Les acacias vécurent ainsi quelques belles centaines d’années, heureux de profiter de cette harmonie de la savane. Ils offraient de l’ombre aux animaux qui cherchaient un peu de fraîcheur, ils participaient à leur part de fourniture de l’oxygène mondial, ils étaient heureux. Ils veillaient toujours à n’abuser ni du soleil ni de l’eau. Ils se développaient tranquillement.

Bien entendu, certains jours on entendait des petits appels de détresse :

– Maman, disait un bébé acacia. L’antilope m’a mangé toutes mes branches basses !

– Où avais-tu mis tes épines ? demandait systématiquement la maman.

– Cet étourdi les aura oubliés au passage ! grommelait le papa. Maintenant, dépêche-toi de grandir ton tronc pour te mettre hors d’atteinte de ces bestioles !

Tout s’arrangeait. La savane était en paix.

Un jour, venu d’un lointain horizon, un nouveau troupeau d’animaux se présenta. De très jolies bêtes avec un regard d’amour. Les acacias, surpris, se demandaient bien comment ces quadrupèdes avec de longues pattes hautes et fragiles pouvaient porter un cou si long.

Eh oui ! Les girafes étaient dans la place. Pas facile de capter le regard d’une girafe quand on est un homme, n’est-ce pas ? Mais les arbres, eux, le voyaient très bien. Persuadés que leurs épines les protégeraient des morsures de ces si charmantes bêtes, ils étaient tous amoureux de ces animaux qui avaient le pouvoir de les regarder droit dans les feuilles.

Seulement, les acacias déchantèrent vite. Les girafes se moquaient de leurs épines ! Elles avaient de beaux yeux doux sur une mâchoire d’acier. Elles mangeaient ce qu’elles atteignaient.

Alors, une nuit, le grand acacia qui avait encore vieilli prit la parole en langage des arbres :

– Il faut trouver un moyen de se défendre.

Aussitôt, le jeune acacia qui avait vieilli aussi, tout en poursuivant ses conversations avec les vents se permit une suggestion :

– Grand Acacia, et vous tous mes amis. Le vent si doux connaît un autre vent plus violent qui lui-même connaît une recette. Il m’en a souvent parlé. Il suffit de se procurer un poison qui rendra nos feuilles et nos écorces si aigres, si acides qu’aucun animal ne viendra les entreprendre pour les dévorer !

– C’est une bonne idée … consentit le vieil acacia majestueux.

– Je ne trouve pas ! coupa alors un acacia qui râlait souvent. Ce poison va nous donner une odeur si terrible qu’aucun de nos amis à quatre pattes ne viendra plus profiter de notre ombre ou de nos branches pour se reposer.

– C’est un problème ! dit le vieil acacia.

Mais le plus jeune, très inventif, s’exprima encore.

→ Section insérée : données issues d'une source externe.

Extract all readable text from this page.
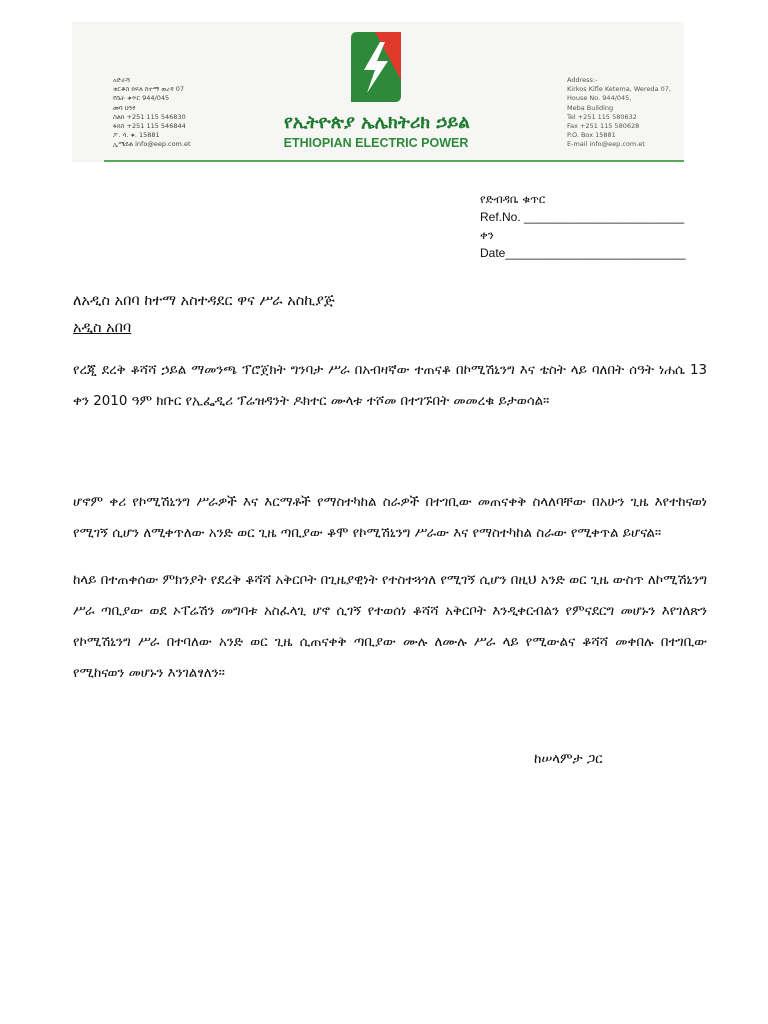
አድራሻ
ቂርቆስ ክፍለ ከተማ ወረዳ 07
የቤት ቁጥር 944/045
መባ ህንፃ
ስልክ +251 115 546830
ፋክስ +251 115 546844
ፖ. ሳ. ቁ. 15881
ኢሜይል info@eep.com.et
የኢትዮጵያ ኤሌክትሪክ ኃይል
ETHIOPIAN ELECTRIC POWER
Address:-
Kirkos Kifle Ketema, Wereda 07,
House No. 944/045,
Meba Building
Tel +251 115 580632
Fax +251 115 580628
P.O. Box 15881
E-mail info@eep.com.et
የድብዳቤ ቁጥር
Ref.No. ________________________
ቀን
Date___________________________
ለአዲስ አበባ ከተማ አስተዳደር ዋና ሥራ አስኪያጅ
አዲስ አበባ
የረጂ ደረቅ ቆሻሻ ኃይል ማመንጫ ፕሮጀክት ግንባታ ሥራ በአብዛኛው ተጠናቆ በኮሚሽኒንግ እና ቴስት ላይ ባለበት ሰዓት ነሐሴ 13 ቀን 2010 ዓም ክቡር የኢፌዲሪ ፕሬዝዳንት ዶክተር ሙላቱ ተሾመ በተገኙበት መመረቁ ይታወሳል።
ሆኖም ቀሪ የኮሚሽኒንግ ሥራዎች እና እርማቶች የማስተካከል ስራዎች በተገቢው መጠናቀቅ ስላለባቸው በአሁን ጊዜ እየተከናወነ የሚገኝ ሲሆን ለሚቀጥለው አንድ ወር ጊዜ ጣቢያው ቆሞ የኮሚሽኒንግ ሥራው እና የማስተካከል ስራው የሚቀጥል ይሆናል።
ከላይ በተጠቀሰው ምክንያት የደረቅ ቆሻሻ አቅርቦት በጊዜያዊነት የተስተጓጎለ የሚገኝ ሲሆን በዚህ አንድ ወር ጊዜ ውስጥ ለኮሚሽኒንግ ሥራ ጣቢያው ወደ ኦፐሬሽን መግባቱ አስፈላጊ ሆኖ ሲገኝ የተወሰነ ቆሻሻ አቅርቦት እንዲቀርብልን የምናደርግ መሆኑን እየገለጽን የኮሚሽኒንግ ሥራ በተባለው አንድ ወር ጊዜ ሲጠናቀቅ ጣቢያው ሙሉ ለሙሉ ሥራ ላይ የሚውልና ቆሻሻ መቀበሉ በተገቢው የሚከናወን መሆኑን እንገልፃለን።
ከሠላምታ ጋር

– J’ai une idée ! Nous allons demander au gentil vent de nous prévenir. Chaque fois que l’un d’entre nous se fera mordre par une girafe, il dégagera un gaz que le vent nous portera. Alors chacun sortira son poison jusqu’à ce que les girafes soient parties brouter ailleurs.

L’idée fut accueillie avec plaisir par toute la communauté des acacias. Ainsi fut fait. A nouveau l’harmonie régna dans la savane.

Si vous avez la chance d’aller un jour faire un safari dans ces lointaines terres africaines, vous verrez des acacias. Si vous êtes attentifs, vous écouterez peut-être le gentil vent qui les assiste. Écoutez-le, sentez-le. Il vous protégera sûrement si vous êtes respectueux de l’environnement.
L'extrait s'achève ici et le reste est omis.